South Carolina Wins 3rd Title, Spoiling Caitlin Clark, Iowa’s Storybook Ending

In a battle between the superstar and the machine, the machine prevailed, and a storybook ending was denied.

The South Carolina Gamecocks triumphed in a revenge game over Caitlin Clark and the Iowa Hawkeyes to win its third NCAA Women’s National Championship, beating them 87-75. They also became the 10th Division I team to go without a loss during a season.

Head coach Dawn Staley became the third women’s coach ever to win three national championships. 


“When young people lock in and have a belief, and have a trust, and their parents have that same trust, this is what can happen. They made history. They etched their names in the history books,” said Staley. 

The Gamecocks did what few teams could: harass and defend Clark, the most prolific scorer in NCAA Women’s basketball history. 


Clark’s Scorching Hot Start

But it didn’t appear that way at the game’s outset when the Hawkeyes stormed to a 10-0 lead. Unlike her game against LSU, Clark cooked in that first quarter. She scored 13 of her team’s first 20 points. When the buzzer sounded, she ended up with 18 points in the first quarter, the most ever in a Final Four by a women’s college basketball player. 

Iowa was up 27-20 at the end of the first quarter. Clark, the most ballyhooed women’s college player ever and a central figure in elevating her sport’s popularity, seemed destined to end her storybook career with a ring. 

As the game’s broadcaster remarked early on, “There is no single answer for stopping Caitlin Clark.”

South Carolina Spoiler

Ultimately, South Carolina played spoiler thanks to a multifaceted effort, including Raven Johnson’s defense, Kamilla Cardoso and Chloe Kitts’ rebounding, and freshmen MiLaysia Fulwiley and Tessa Johnson’s dynamic scoring and sizzle off the bench. You can also add Te-Hina Paopao’s timely shooting to that formula. 

South Carolina went on a 7-0 run to start the second quarter, tying the game at 27. In the second quarter, a few trends from the game emerged: the Gamecocks dominated the offensive glass and bench scoring. 

Johnson’s sticky defense stifled Clark in the second quarter, and after her scorching start, she only scored three points. 

The Gamecocks got their first lead of the afternoon at 4:58 in the second quarter.

South Carolina closed out the second quarter strong, outscoring Iowa 29-19 to take a 49-46 lead at the half. But Iowa fought back, thanks to a Hannah Stuelke layup with an assist from Clark. The Hawkeyes went on a 9-2 run to close the lead to two. 

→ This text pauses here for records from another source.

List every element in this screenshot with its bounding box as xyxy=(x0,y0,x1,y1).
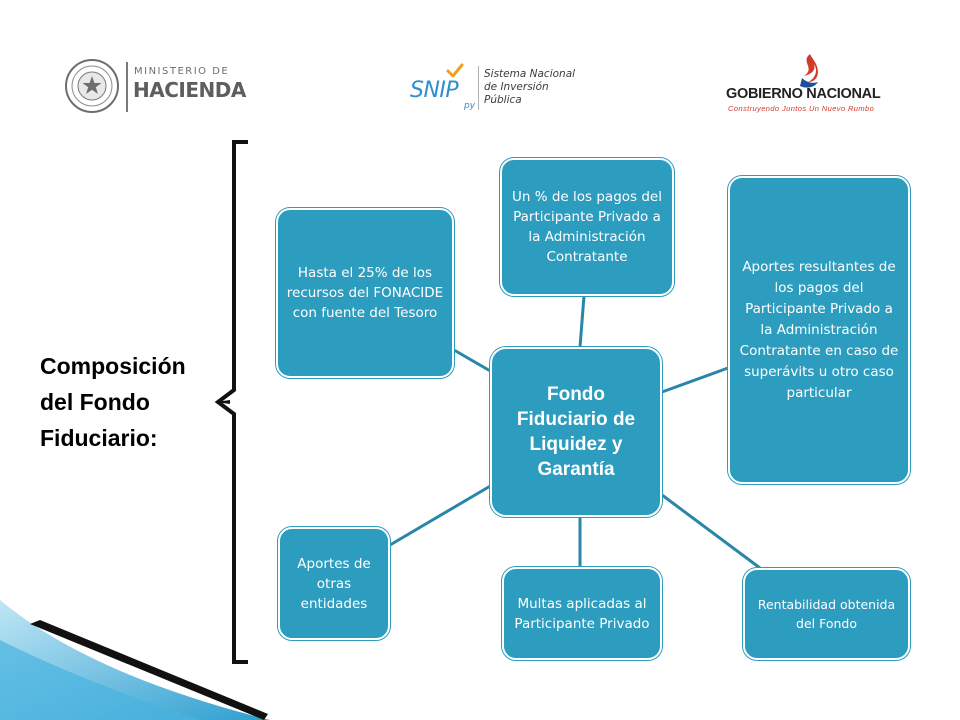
snip-line: Pública xyxy=(484,94,522,106)
title-line: Composición xyxy=(40,353,186,379)
hacienda-big-text: HACIENDA xyxy=(133,78,246,102)
node-label: Multas aplicadas al Participante Privado xyxy=(514,595,650,632)
gobierno-slogan: Construyendo Juntos Un Nuevo Rumbo xyxy=(728,104,875,113)
title-line: del Fondo xyxy=(40,389,150,415)
node-rentabilidad xyxy=(743,568,910,660)
snip-line: Sistema Nacional xyxy=(484,68,576,80)
snip-line: de Inversión xyxy=(484,81,549,93)
snip-suffix: py xyxy=(464,101,476,111)
connector-bottom-left xyxy=(390,485,492,545)
node-fonacide xyxy=(276,208,454,378)
gobierno-wordmark: GOBIERNO NACIONAL xyxy=(726,86,881,102)
connector-bottom-right xyxy=(662,495,760,568)
node-label: Hasta el 25% de los recursos del FONACIDE con fuente del Tesoro xyxy=(286,265,444,321)
hacienda-small-text: MINISTERIO DE xyxy=(134,66,230,77)
node-multas xyxy=(502,567,662,660)
node-label: Un % de los pagos del Participante Privado a la Administración Contratante xyxy=(512,189,662,265)
node-label: Aportes de otras entidades xyxy=(297,555,371,612)
node-label: Aportes resultantes de los pagos del Participante Privado a la Administración Contratante en caso de superávits u otro caso particular xyxy=(739,258,899,401)
connector-top-left xyxy=(454,350,492,372)
title-line: Fiduciario: xyxy=(40,425,158,451)
center-node-label: Fondo Fiduciario de Liquidez y Garantía xyxy=(516,384,636,480)
node-label: Rentabilidad obtenida del Fondo xyxy=(757,597,896,631)
node-aportes-superavit xyxy=(728,176,910,484)
node-pagos-participante xyxy=(500,158,674,296)
connector-right xyxy=(662,368,728,392)
node-otras-entidades xyxy=(278,527,390,640)
corner-decoration xyxy=(0,580,270,720)
connector-top xyxy=(580,296,584,347)
center-node-fondo-fiduciario xyxy=(490,347,662,517)
snip-wordmark: SNIP xyxy=(410,78,459,103)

That was the closest they would get for the rest of the game because the Gamecocks responded big. South Carolina went on an 8-0 run, punctuated by a massive three by Bree Hall.

Iowa pulled to within six on an 8-0 run to pull within six on back-to-back threes and cut the deficit to five thanks to a three-point play by Chicago-born player Sydney Affolter with a little over four minutes left in the game. However, South Carolina relied on some timely free throws by Paopao and some tenacious rebounding by Cardoso, who was named the Most Outstanding Player of the NCAA Tournament. 

“It doesn’t always end like you want it to end, much like last year. But my freshies are at the top of my heart because they wanted this,” Staley said. “It’s awesome. It’s unbelievable,” Staley said. 


Revenge of The Machine

In a contest headlined by Clark’s singular brilliance, the Gamecocks’ ensemble proved too overwhelming, particularly Cardoso and the dominant play of Johnson and Fulwiley. 

In defeating Iowa, South Carolina avenged a four-point loss to Iowa when the Hawkeyes beat them in a 77-73 upset win in last year’s national semifinals. It was the lone defeat the Gamecocks suffered last season. 

In that April 2023 game, Clark scored 41 points on 15-31 shooting, and South Carolina shot a dreadful 39% from the field and 20% from the three-point line. This was despite outrebounding Iowa by 24. 

Sunday afternoon’s match was nearly the polar opposite. Once again, the Gamecocks outrebounded the Hawkeyes by 22, but they shot 48% from the field and 42% from three. One colossal key was that South Carolina’s bench outscored Iowa’s 37-0. While Clark managed to score 30 points, she did so on 10-28 shooting, about 36% from the field. 

Clark’s next stop is likely the WNBA, where she is projected as the No. 1 overall pick in the upcoming draft on April 15. 

Despite the outcome, Clark is credited with helping elevate her sport, along with Staley and South Carolina, Angel Reese and Flau’jae Johnson of LSU, JuJu Watkins of USC, Paige Bueckers of UConn, and Hannah Hidalgo of Notre Dame, among others.